The ELF loader looks for a specialized brand, which is a comment section in the ELF image, and which is not present on SVR4/Solaris ELF binaries.

For Linux binaries to function, they must be branded as type Linux; from brandelf(1):

  # brandelf -t Linux file

When this is done, the ELF loader will see the Linux brand on the file.

When the ELF loader sees the Linux brand, the loader replaces a pointer in the proc structure. All system calls are indexed through this pointer (in a traditional UNIX system, this would be the sysent[] structure array, containing the system calls). In addition, the process flagged for special handling of the trap vector for the signal trampoline code, and sever other (minor) fix-ups that are handled by the Linux kernel module.

The Linux system call vector contains, among other things, a list of sysent[] entries whose addresses reside in the kernel module.

When a system call is called by the Linux binary, the trap code dereferences the system call function pointer off the proc structure, and gets the Linux, not the FreeBSD, system call entry points.

In addition, the Linux mode dynamically reroots lookups; this is, in effect, what the union option to FS mounts ( not the unionfs!) does. First, an attempt is made to lookup the file in the /compat/linux/original-path directory, then only if that fails, the lookup is done in the /original-path directory. This makes sure that binaries that require other binaries can run (e.g., the Linux toolchain can all run under Linux ABI support). It also means that the Linux binaries can load and exec FreeBSD binaries, if there are no corresponding Linux binaries present, and that you could place a uname(1) command in the /compat/linux directory tree to ensure that the Linux binaries could not tell they were not running on Linux.

In effect, there is a Linux kernel in the FreeBSD kernel; the various underlying functions that implement all of the services provided by the kernel are identical to both the FreeBSD system call table entries, and the Linux system call table entries: file system operations, virtual memory operations, signal delivery, System V IPC, etc... The only difference is that FreeBSD binaries get the FreeBSD glue functions, and Linux binaries get the Linux glue functions (most older OS's only had their own glue functions: addresses of functions in a static global sysent[] structure array, instead of addresses of functions dereferenced off a dynamically initialized pointer in the proc structure of the process making the call).

Which one is the native FreeBSD ABI? It does not matter. Basically the only difference is that (currently; this could easily be changed in a future release, and probably will be after this) the FreeBSD glue functions are statically linked into the kernel, and the Linux glue functions can be statically linked, or they can be accessed via a kernel module.

Yeah, but is this really emulation? No. It is an ABI implementation, not an emulation. There is no emulator (or simulator, to cut off the next question) involved.

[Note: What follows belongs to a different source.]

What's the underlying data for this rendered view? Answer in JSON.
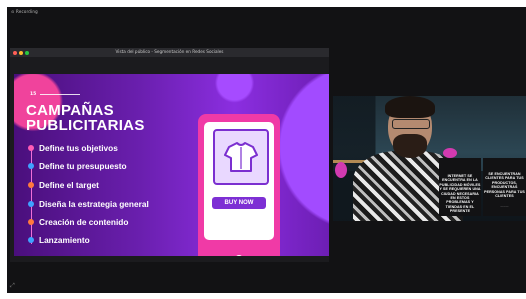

So why is it sometimes called ``Linux emulation''? To make it hard to sell FreeBSD! 8-). Really, it is because the historical implementation was done at a time when there was really no word other than that to describe what was going on; saying that FreeBSD ran Linux binaries was not true, if you did not compile the code in or load a module, and there needed to be a word to describe what was being loaded---hence ``the Linux emulator''.